The only mandatory requirement for using MiningMath is a 64-bits system, due to its use of Direct Block Scheduling technology. Other minimum requirements are listed further:
64-bits system (mandatory)
110 MB of space (installation) + additional space for your projects' files.
Processor: processors above 2.4 GHz are recommended to improve your experience.
Memory: at least 4 GB of RAM is required. 8 GB of RAM or higher is recommended to improve your experience.
OpenGL 3.2 or above. Discover yours by downloading and running the procedure available at here
Memory should be a higher priority when choosing the machine in which MiningMath will be run on. In addition, a list of priority upgrades to improve performance with large scale datasets is given below.
Higer Ram frequency
Higher processing clock
Notice that MiningMath does not use multiple processing threads for a single scenario. To take full advantage of a multi-thread processor, consider running different instances of MiningMath with different scenarios.
Put it to run!
Installing, activating and running!
Video 1: MiningMath installation process.
Activating your License
To activate your license, you will need to:
Open MiningMath (It will open automatically after the installation, but you can open it manually afterward).
On the left menu, click License.
Select the field "I have an activation code", paste the License Code provided by MiningMath.
Click "Activate license".
MiningMath’s licensing method demands an internet connection.
Play with the predefined scenarios
MiningMath allows you to learn with each scenario by providing standard parameters which simulate some common constraints a mining company may face. Standard scenarios are listed and described below so you can identify the main changes made within the “Overview” tab.
The ultimate goal of this practice is to prepare you to build Decision Trees, which allow you to organize scenarios in order to understand how variables influence one another and, consequently, how these variables determine the final NPV.
The Base Case consists of the initial scenario, with a uniform production capacity and without sum, average or surface mining limits.
While the base case considers a uniform production capacity, the BaseCase-RampUp scenario offers the possibility to vary the levels of production within the different timespans. We have an initial production capacity of 10Mton on the first 2 periods; 20 Mton on periods 3 and 4; and 30 Mton from period 5 until the end of the mine’s lifetime, with a total movement constraint of 30, 60, and 80 Mton, considering the increase of production within the time-frames mentioned.
PriceUp and PriceDown
Scenarios “PriceUp” and “PriceDown” differ in relation to the basic scenario in the economic value used for the calculation of the P1 process, where there is an increase and a decrease of 10% at the copper selling price, respectively. In the destination tab, “P1 Cu +10” and “P1 Cu -10” were the values used for the process.
PriceUp-RampUp and PriceDown-RampUp
These scenarios consider a 10% copper selling price increase and decrease, and a ramp-up of the production capacity at the same time, as mentioned before.

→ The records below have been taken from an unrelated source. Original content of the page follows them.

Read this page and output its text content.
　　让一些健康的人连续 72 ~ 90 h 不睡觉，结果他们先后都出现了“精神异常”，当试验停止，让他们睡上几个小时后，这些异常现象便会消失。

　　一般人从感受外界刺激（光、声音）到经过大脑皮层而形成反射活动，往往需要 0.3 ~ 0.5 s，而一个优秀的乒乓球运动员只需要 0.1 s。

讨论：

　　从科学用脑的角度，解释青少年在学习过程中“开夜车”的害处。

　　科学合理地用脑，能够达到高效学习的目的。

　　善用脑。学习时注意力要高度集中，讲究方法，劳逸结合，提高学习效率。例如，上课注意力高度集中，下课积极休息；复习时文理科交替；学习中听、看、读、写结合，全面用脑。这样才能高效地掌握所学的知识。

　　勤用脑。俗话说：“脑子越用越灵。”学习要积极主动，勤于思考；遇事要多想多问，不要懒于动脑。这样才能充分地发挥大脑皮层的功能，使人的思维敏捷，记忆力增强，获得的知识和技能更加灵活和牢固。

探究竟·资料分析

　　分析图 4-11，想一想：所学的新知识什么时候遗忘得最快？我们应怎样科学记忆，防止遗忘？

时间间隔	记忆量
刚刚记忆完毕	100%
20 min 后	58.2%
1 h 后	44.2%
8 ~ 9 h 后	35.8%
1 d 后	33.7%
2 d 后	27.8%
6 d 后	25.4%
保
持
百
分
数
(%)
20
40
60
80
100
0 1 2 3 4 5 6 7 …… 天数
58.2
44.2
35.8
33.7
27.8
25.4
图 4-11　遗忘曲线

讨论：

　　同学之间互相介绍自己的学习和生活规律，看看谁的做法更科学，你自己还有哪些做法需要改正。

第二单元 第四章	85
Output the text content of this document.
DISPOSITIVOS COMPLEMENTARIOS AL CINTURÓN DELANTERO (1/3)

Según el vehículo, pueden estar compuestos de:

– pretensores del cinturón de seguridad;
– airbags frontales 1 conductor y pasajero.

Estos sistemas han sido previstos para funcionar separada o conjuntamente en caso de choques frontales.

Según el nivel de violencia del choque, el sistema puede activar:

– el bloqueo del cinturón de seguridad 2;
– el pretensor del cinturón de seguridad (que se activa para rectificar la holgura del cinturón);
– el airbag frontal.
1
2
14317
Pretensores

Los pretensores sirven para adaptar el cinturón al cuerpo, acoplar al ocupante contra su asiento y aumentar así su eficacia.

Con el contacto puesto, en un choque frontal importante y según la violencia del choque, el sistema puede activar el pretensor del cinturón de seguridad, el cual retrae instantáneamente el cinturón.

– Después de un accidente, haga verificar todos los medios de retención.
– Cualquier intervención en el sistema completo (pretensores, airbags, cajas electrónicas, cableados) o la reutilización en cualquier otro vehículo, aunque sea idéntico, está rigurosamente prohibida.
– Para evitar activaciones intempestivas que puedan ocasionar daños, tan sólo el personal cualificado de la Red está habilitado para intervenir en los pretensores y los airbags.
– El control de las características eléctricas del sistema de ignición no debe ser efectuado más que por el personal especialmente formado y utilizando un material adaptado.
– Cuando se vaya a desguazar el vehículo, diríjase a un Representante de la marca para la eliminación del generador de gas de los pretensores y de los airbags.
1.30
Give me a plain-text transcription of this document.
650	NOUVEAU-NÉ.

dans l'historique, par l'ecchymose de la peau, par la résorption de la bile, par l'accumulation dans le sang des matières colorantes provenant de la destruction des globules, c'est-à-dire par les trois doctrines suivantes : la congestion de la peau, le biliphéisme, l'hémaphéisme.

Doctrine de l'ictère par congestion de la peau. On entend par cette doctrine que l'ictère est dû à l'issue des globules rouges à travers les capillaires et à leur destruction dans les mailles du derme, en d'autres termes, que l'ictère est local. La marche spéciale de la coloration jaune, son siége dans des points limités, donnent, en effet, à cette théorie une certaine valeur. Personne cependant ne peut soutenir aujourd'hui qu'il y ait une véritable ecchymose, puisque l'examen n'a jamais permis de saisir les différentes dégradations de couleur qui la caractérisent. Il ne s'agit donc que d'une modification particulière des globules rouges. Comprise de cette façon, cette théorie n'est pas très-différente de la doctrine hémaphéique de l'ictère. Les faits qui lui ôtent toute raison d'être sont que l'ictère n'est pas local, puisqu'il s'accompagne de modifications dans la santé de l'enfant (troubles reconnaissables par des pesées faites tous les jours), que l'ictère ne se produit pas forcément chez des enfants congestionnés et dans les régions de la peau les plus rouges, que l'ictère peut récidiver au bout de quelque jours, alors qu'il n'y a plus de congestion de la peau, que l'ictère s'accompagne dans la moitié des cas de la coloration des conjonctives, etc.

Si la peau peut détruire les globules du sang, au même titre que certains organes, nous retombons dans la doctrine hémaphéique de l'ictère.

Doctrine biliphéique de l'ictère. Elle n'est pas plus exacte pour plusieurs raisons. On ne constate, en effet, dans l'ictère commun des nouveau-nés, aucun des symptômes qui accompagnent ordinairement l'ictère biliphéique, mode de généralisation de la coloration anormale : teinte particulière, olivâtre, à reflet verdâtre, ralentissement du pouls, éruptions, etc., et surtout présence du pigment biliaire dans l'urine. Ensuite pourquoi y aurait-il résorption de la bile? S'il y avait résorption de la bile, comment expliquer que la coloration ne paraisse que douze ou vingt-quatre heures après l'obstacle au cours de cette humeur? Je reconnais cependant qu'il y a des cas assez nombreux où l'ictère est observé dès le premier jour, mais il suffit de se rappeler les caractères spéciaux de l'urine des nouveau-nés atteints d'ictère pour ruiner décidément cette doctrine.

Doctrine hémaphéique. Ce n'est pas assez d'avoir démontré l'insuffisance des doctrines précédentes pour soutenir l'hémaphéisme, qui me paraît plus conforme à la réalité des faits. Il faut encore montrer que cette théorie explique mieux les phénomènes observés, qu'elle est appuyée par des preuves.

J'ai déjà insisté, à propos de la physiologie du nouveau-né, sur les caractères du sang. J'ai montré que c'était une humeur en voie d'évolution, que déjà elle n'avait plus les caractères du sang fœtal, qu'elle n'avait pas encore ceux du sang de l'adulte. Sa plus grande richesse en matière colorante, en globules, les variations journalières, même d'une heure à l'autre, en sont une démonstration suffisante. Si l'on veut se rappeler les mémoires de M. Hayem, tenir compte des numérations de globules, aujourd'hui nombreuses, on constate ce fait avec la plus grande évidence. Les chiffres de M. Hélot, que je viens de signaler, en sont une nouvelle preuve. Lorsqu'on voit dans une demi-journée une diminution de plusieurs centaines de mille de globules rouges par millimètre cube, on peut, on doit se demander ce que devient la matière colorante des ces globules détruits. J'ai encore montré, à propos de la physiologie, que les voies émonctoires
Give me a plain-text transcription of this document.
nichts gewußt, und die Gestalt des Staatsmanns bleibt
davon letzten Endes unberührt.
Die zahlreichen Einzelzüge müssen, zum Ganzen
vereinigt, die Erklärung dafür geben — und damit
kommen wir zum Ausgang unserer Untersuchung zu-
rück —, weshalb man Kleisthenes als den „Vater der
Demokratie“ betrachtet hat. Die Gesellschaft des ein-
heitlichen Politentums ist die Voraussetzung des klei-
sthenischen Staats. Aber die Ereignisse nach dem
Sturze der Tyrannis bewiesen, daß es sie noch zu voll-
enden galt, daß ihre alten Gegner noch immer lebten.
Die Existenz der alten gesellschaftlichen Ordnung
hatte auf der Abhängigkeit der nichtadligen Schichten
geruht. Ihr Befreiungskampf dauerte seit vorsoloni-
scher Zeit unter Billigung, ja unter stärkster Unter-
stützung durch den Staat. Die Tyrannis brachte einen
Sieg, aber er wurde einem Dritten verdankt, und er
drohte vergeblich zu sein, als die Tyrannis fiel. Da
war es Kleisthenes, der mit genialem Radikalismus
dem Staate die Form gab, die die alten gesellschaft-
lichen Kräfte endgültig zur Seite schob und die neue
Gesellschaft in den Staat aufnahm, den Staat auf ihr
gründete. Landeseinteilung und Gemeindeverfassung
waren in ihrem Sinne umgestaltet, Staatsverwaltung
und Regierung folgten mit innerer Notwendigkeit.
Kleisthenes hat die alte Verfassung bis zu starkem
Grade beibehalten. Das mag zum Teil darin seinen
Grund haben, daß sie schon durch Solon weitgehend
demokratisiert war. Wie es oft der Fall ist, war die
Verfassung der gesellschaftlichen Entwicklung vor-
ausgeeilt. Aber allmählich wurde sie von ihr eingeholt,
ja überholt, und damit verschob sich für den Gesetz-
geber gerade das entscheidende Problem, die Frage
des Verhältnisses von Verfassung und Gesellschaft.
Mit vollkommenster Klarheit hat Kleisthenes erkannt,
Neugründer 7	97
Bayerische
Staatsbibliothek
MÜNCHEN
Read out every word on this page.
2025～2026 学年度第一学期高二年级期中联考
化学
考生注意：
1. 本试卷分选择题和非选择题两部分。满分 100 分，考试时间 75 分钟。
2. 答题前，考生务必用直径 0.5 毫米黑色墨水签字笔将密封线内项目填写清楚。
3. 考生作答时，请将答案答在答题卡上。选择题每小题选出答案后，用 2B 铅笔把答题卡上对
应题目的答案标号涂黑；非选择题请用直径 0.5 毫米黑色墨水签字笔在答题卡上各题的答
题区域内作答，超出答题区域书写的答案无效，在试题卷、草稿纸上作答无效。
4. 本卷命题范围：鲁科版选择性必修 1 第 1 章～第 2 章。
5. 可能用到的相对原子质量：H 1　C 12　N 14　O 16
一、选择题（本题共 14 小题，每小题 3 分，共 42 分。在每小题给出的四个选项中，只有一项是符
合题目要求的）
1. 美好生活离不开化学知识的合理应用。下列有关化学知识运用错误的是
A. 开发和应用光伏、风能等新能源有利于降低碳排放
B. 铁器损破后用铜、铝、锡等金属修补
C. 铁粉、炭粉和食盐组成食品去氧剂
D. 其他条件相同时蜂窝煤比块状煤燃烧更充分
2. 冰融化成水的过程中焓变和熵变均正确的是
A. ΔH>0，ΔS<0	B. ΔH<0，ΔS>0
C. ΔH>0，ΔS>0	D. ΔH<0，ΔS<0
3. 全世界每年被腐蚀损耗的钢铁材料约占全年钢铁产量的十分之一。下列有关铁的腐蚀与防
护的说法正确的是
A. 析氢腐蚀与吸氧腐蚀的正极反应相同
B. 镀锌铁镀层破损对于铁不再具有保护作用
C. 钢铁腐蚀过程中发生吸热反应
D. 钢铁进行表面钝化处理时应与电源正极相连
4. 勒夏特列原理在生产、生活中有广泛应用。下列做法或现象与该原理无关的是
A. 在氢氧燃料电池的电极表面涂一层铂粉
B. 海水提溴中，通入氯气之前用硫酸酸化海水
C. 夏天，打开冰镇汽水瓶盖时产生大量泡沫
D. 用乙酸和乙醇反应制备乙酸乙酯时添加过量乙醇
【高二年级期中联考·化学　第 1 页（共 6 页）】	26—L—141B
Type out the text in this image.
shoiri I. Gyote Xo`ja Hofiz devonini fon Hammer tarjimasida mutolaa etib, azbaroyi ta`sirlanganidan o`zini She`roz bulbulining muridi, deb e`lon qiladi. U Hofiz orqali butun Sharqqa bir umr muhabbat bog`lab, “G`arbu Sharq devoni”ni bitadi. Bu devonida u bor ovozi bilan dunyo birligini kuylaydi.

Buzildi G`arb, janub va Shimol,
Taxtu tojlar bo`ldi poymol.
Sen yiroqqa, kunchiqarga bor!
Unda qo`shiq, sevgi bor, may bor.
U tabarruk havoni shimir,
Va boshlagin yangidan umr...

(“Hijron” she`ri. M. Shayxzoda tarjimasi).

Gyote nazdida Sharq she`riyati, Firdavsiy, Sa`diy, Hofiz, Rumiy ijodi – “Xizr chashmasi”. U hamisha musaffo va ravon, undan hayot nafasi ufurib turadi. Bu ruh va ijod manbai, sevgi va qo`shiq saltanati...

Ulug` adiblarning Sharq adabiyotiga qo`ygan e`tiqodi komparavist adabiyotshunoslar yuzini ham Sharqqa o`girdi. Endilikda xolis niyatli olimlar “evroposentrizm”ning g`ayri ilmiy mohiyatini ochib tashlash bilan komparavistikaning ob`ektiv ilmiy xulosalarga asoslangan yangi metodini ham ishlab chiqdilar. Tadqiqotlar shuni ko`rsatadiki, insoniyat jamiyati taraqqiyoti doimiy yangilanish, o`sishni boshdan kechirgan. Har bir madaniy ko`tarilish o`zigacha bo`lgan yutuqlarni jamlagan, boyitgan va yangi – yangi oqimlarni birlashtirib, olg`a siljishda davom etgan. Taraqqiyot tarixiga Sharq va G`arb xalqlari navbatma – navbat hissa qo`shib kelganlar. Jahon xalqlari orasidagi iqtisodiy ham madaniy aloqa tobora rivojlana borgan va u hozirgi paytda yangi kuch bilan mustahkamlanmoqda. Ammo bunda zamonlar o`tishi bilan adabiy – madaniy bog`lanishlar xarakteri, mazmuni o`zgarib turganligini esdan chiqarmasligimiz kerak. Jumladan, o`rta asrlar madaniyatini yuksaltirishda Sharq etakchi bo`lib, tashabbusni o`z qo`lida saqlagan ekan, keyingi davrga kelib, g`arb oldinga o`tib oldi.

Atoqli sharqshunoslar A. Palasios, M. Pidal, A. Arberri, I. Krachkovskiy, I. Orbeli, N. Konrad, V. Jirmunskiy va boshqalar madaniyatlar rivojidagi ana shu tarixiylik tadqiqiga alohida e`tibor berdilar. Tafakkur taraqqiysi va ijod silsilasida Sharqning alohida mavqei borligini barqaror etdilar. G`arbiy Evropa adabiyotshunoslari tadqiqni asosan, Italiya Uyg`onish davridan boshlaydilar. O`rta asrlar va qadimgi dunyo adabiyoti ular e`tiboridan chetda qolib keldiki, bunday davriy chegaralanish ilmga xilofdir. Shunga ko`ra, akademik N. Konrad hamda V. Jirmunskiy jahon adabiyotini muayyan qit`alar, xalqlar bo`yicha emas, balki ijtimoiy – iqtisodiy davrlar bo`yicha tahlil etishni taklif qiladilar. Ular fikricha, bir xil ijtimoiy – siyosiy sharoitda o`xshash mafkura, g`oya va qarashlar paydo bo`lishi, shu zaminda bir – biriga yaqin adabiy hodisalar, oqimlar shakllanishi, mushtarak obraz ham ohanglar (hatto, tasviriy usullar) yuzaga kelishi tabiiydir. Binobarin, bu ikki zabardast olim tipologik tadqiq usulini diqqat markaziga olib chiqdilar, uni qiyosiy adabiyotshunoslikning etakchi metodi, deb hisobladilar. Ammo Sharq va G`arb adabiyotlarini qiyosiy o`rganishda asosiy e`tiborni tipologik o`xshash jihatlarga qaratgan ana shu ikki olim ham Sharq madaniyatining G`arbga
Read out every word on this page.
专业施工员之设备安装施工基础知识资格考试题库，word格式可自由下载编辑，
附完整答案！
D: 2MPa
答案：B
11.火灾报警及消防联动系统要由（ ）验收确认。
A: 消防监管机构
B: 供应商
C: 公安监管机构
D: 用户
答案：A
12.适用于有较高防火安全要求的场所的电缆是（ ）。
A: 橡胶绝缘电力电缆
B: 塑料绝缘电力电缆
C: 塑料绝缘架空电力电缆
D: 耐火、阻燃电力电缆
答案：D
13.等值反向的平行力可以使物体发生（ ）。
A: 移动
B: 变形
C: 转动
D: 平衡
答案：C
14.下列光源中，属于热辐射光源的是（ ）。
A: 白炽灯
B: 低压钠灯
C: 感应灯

PriceUp-RampUp-Protection300 and PriceUp-RampUp-Protection400
This scenario considers a 10% copper selling price increase and a ramp-up of the products at the same time, as mentioned in the previous scenario. In addition, a restrict mining surface (this constraint is used to prohibit access to this area in a specific timeframe) was included up to the fourth period, since it may represent some legal constraints on a project.
Below you can see a description of some scenarios of other Decision Trees.
The MW150 scenario considers different geometries from the base case at the geometric constraints. In this scenario, 150 meters was used as mining width (the horizontal distance between the walls of two surfaces that belonged to consecutive periods), and a vertical rate advance of 180 meters.
In the AvgCu scenario, blending constraints were added in the average tab to consider allowed at the process plant 0.5% as a minimum and 0.7% as a maximum average copper grade. The optimization will have to fulfill the P1 process capacity and, as an additional challenge, it has to meet this new set of parameters related to the Cu average content within the ore.
Here, the same blending constraints of the previous scenario (AvgCu) were added, in addition to a stockpile limit of 5Mton for process 1, on the destination tab. This feature allows you to control the stock limit of your whole process, which increases the optimization flexibility to feed the plant, while respecting the blending constraints that were already implemented.
Proc13000h and Proc13000h-33Mt
Scenario Proc13000h considers 13.000 hours of processing equipment used as the maximum limit. This constraint was inserted at the sum tab and it controls variables such as rock type feeding, energy consumption, and any parameter controlled by its sum. Scenario Proc13000h-33Mt considers an increase of 10% in the production, inserted at the production tab beyond the parameters mentioned previously.